Our Statistical Analysis of Registration Data

As we promised in the last blog entry, we developed a thorough statistical analysis of the course registration data heavily based upon visual representations. Our statistical analysis included topics such as spider-web based histograms, mean, standard deviation, and p-values.

Spider-Web Analysis

We implemented the spider-web diagram to show the average number of classes in each subject category students of different majors took. Overall, it is a fancy histogram that visually represents data with methods such as below.

The major advantage to having a spider diagram is that visual comparisons of how students in each majors took different subject classes become very easy. Each shape symbolizes a major, and a student can easily identify with a major, and either choose to intentionally follow the average trend, or go against it, depending on their preferences.

In the figure below, we can see the average spider plots for students in each major. Unsurprisingly, students in a particular major program tend to have enrolled in a greater number of classes related to their field of interest. One unexpected trend is that Bioengineering majors take a high number of design classes.

Mean and Standard Deviation

The mean and standard deviation of data are a staple in statistics. For the Olin student course registration dataset, we found the mean and standard deviation for two different scenarios: the number of students in each course, and the ‘year’ the student was when taking the course.

Taking the mean and standard deviation of the number of students in each course will aid in the students compare such values for different classes once graphically visualized. Students may smaller classes in the case of wanting a more engaging professor-student interaction, while larger classes can offer more student discussion. Students can now know which classes offer which as they make their choice, as shown with the graph below.

The mean and standard deviation of the ‘year’ (or grade) students took courses may offer additional insight especially useful for course selection. By observing the mean year, students can know which year the majority of students take a certain class, and if the student has a good chance in receiving a spot in the class in their current year. The standard deviation offers information on how diverse different classes are in terms of ‘year,’ particularly useful for students seeking such experiences.

Biased PMF

At Olin College, students often receive the majority of information and advice through word of mouth. However, such rumors over-represent certain classes and under-represent others, as shown by the graph below.

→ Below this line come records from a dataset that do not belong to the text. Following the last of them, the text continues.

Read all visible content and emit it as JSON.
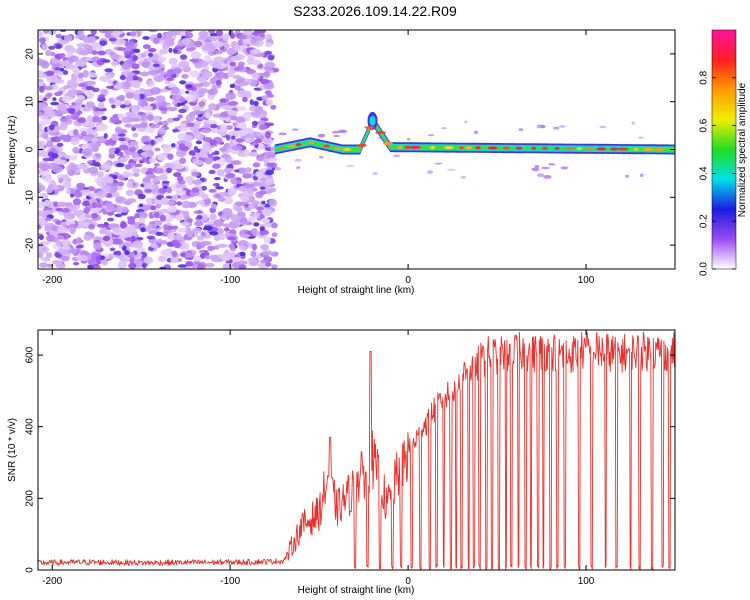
{
  "title": "S233.2026.109.14.22.R09",
  "chart_data": [
    {
      "type": "heatmap",
      "panel": "spectrogram",
      "xlabel": "Height of straight line (km)",
      "ylabel": "Frequency (Hz)",
      "xlim": [
        -208,
        150
      ],
      "ylim": [
        -25,
        25
      ],
      "x_ticks": [
        -200,
        -100,
        0,
        100
      ],
      "y_ticks": [
        -20,
        -10,
        0,
        10,
        20
      ],
      "noise_region_km": [
        -208,
        -75
      ],
      "signal_start_km": -75,
      "carrier_frequency_hz": 0,
      "line_features": [
        {
          "x": -55,
          "freq_hz": 1.5
        },
        {
          "x": -37,
          "freq_hz": 0
        },
        {
          "x": -27,
          "freq_hz": 0
        },
        {
          "x": -20,
          "freq_hz": 6
        },
        {
          "x": -10,
          "freq_hz": 0.5
        }
      ],
      "colorbar": {
        "label": "Normalized spectral amplitude",
        "range": [
          0.0,
          1.0
        ],
        "ticks": [
          0.0,
          0.2,
          0.4,
          0.6,
          0.8
        ],
        "tick_labels": [
          "0.0",
          "0.2",
          "0.4",
          "0.6",
          "0.8"
        ],
        "colormap": [
          "#ffffff",
          "#9a4cf0",
          "#1c1ce0",
          "#00e0e8",
          "#22dd22",
          "#f0ee00",
          "#ff9a00",
          "#ff2020",
          "#ff10a0"
        ]
      }
    },
    {
      "type": "line",
      "panel": "snr",
      "xlabel": "Height of straight line (km)",
      "ylabel": "SNR (10 * v/v)",
      "xlim": [
        -208,
        150
      ],
      "ylim": [
        0,
        670
      ],
      "x_ticks": [
        -200,
        -100,
        0,
        100
      ],
      "y_ticks": [
        0,
        200,
        400,
        600
      ],
      "line_color": "#e8302c",
      "series": [
        {
          "name": "SNR",
          "x": [
            -208,
            -180,
            -150,
            -120,
            -90,
            -70,
            -66,
            -60,
            -50,
            -45,
            -40,
            -35,
            -30,
            -25,
            -20,
            -17,
            -15,
            -12,
            -10,
            -5,
            0,
            5,
            10,
            15,
            20,
            25,
            30,
            35,
            40,
            45,
            50,
            60,
            70,
            80,
            90,
            100,
            110,
            120,
            130,
            140,
            150
          ],
          "y": [
            20,
            22,
            20,
            21,
            22,
            25,
            60,
            120,
            160,
            260,
            170,
            200,
            230,
            270,
            310,
            260,
            240,
            180,
            200,
            280,
            330,
            370,
            410,
            450,
            480,
            500,
            540,
            560,
            580,
            600,
            600,
            610,
            605,
            610,
            600,
            615,
            610,
            605,
            612,
            608,
            610
          ],
          "spikes": [
            {
              "x": -44,
              "y": 370
            },
            {
              "x": -21,
              "y": 610
            }
          ],
          "dropouts": [
            -30,
            -23,
            -16,
            -9,
            -4,
            2,
            7,
            12,
            16,
            20,
            24,
            27,
            30,
            34,
            37,
            40,
            44,
            47,
            51,
            55,
            58,
            62,
            66,
            69,
            73,
            76,
            80,
            84,
            88,
            96,
            103,
            111,
            117,
            125,
            130,
            137,
            143,
            147
          ]
        }
      ]
    }
  ]
}
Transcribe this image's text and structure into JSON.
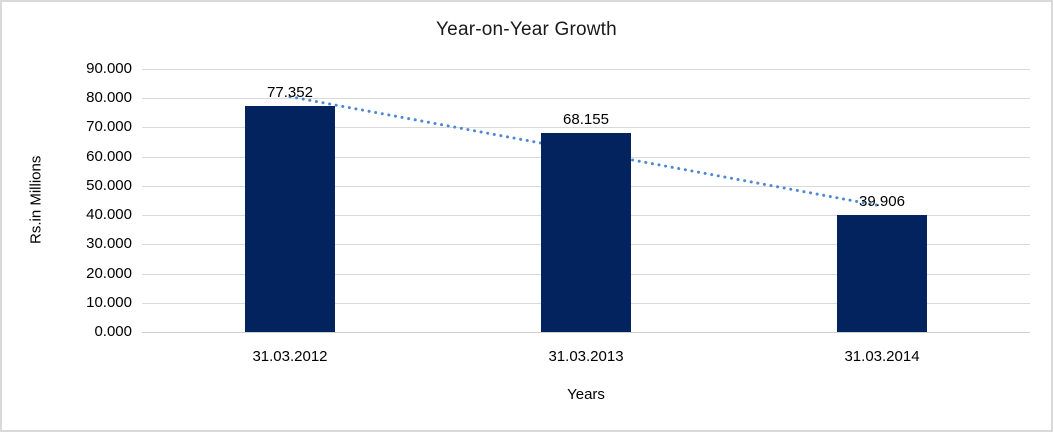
{
  "chart_data": {
    "type": "bar",
    "title": "Year-on-Year Growth",
    "categories": [
      "31.03.2012",
      "31.03.2013",
      "31.03.2014"
    ],
    "values": [
      77.352,
      68.155,
      39.906
    ],
    "data_labels": [
      "77.352",
      "68.155",
      "39.906"
    ],
    "xlabel": "Years",
    "ylabel": "Rs.in Millions",
    "ylim": [
      0,
      90
    ],
    "ytick_step": 10,
    "ytick_labels": [
      "0.000",
      "10.000",
      "20.000",
      "30.000",
      "40.000",
      "50.000",
      "60.000",
      "70.000",
      "80.000",
      "90.000"
    ],
    "grid": true,
    "legend": "none",
    "colors": {
      "bar": "#03235f",
      "gridline": "#d9d9d9",
      "axis_line": "#cfcfcf",
      "text": "#000000",
      "trendline": "#4e87d3"
    },
    "trendline": {
      "type": "linear",
      "style": "dotted",
      "color": "#4e87d3",
      "start_value": 80.53,
      "end_value": 43.08
    }
  }
}
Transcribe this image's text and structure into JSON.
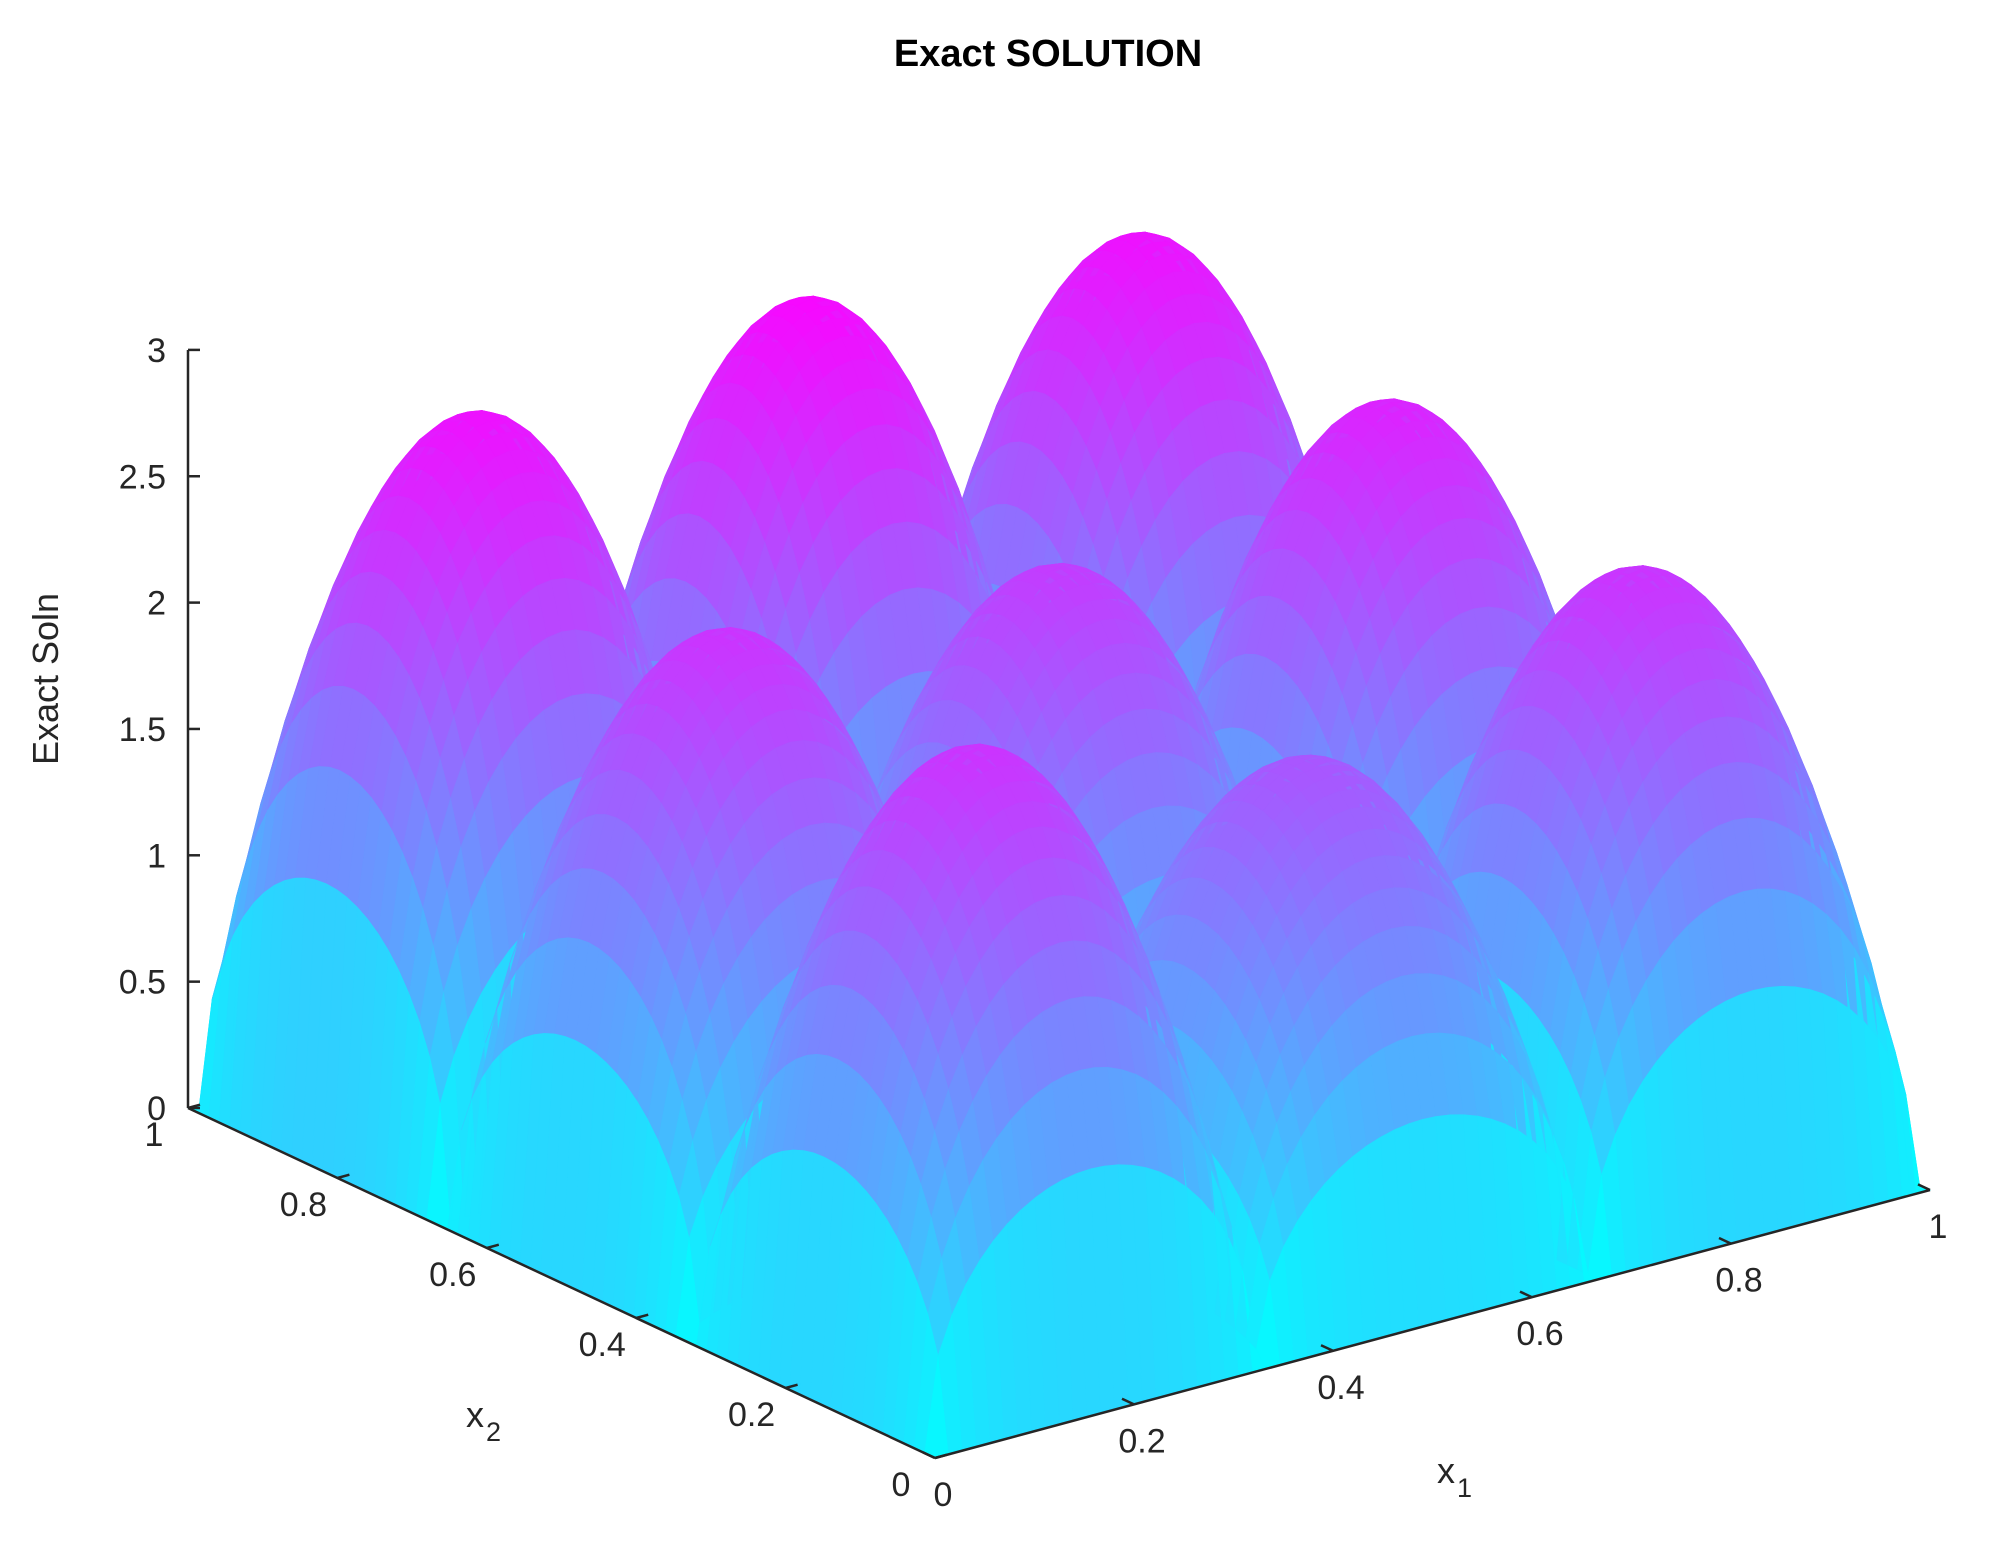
{
  "chart_data": {
    "type": "surface",
    "title": "Exact SOLUTION",
    "xlabel": "x",
    "xlabel_sub": "1",
    "ylabel": "x",
    "ylabel_sub": "2",
    "zlabel": "Exact Soln",
    "xlim": [
      0,
      1
    ],
    "ylim": [
      0,
      1
    ],
    "zlim": [
      0,
      3
    ],
    "x_ticks": [
      "0",
      "0.2",
      "0.4",
      "0.6",
      "0.8",
      "1"
    ],
    "y_ticks": [
      "0",
      "0.2",
      "0.4",
      "0.6",
      "0.8",
      "1"
    ],
    "z_ticks": [
      "0",
      "0.5",
      "1",
      "1.5",
      "2",
      "2.5",
      "3"
    ],
    "colormap": [
      "#00ffff",
      "#ff00ff"
    ],
    "grid": false,
    "lobes": [
      {
        "x1_center": 0.167,
        "x2_center": 0.167,
        "peak": 2.4
      },
      {
        "x1_center": 0.5,
        "x2_center": 0.167,
        "peak": 2.0
      },
      {
        "x1_center": 0.833,
        "x2_center": 0.167,
        "peak": 2.4
      },
      {
        "x1_center": 0.167,
        "x2_center": 0.5,
        "peak": 2.4
      },
      {
        "x1_center": 0.5,
        "x2_center": 0.5,
        "peak": 2.3
      },
      {
        "x1_center": 0.833,
        "x2_center": 0.5,
        "peak": 2.6
      },
      {
        "x1_center": 0.167,
        "x2_center": 0.833,
        "peak": 2.8
      },
      {
        "x1_center": 0.5,
        "x2_center": 0.833,
        "peak": 2.9
      },
      {
        "x1_center": 0.833,
        "x2_center": 0.833,
        "peak": 2.8
      }
    ]
  }
}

Below we look through every semester since the beginning of Olin. The green bar represents what the average course size of Olin is from the point of view of students, while the blue bar represents the actual average course size at Olin. This bias occurs as more students take courses with more people (obviously) and therefore there is a redundance in count, causing a perceived larger average course size at Olin.

Major p-value

The p-value of a dataset is often used for determining whether or not an an event occurred by chance given that a null hypothesis is true. The null hypothesis is a conservative hypothesis about a data set. For example, we ran a p-value test with our course registration dataset, where we observed the relationship between a student’s major and the likelihood of the student taking a course.

In this case, the null hypothesis is that there are no relationships between student majors and the courses taken. We then analyzed the trend of courses taken by students of the ECE major and computed the p-value for a few set of courses, as the bar graph shows below.

The bar graph shows that given the null hypothesis (no relation between courses and major) are true, the odds of an ECE major student taking such courses are as such. In a way, the graph makes a lot of sense, as required ECE courses such as Signals and Systems have an exceedingly low p-value. This information can help students identify what courses must be taken during their years at Olin. On the other hand, some classes with slightly higher p-values may indicate that those classes are not required, but are preferred for ECEs as they may offer great complementary knowledge and skills.

Decision on Final Output

After the plethora of statistical analysis we performed, we figured that creating a tool where the user/student is given such statistical information will be most useful. Although we initially wanted to gear towards a lot of machine learning and a course recommendation system, given the very change and evolution based aspects of the Olin curriculum, we believed that such a tool will be outdated very quickly.

The decision our team has to make now regards the medium of presentation. Currently, we are leaning towards developing a web tool, based upon D3. However, privacy and accessibility of the student registration data is still an issue, and we will have to encrypt, or creatively manipulate the system in order to maintain both privacy and usefulness of the tool.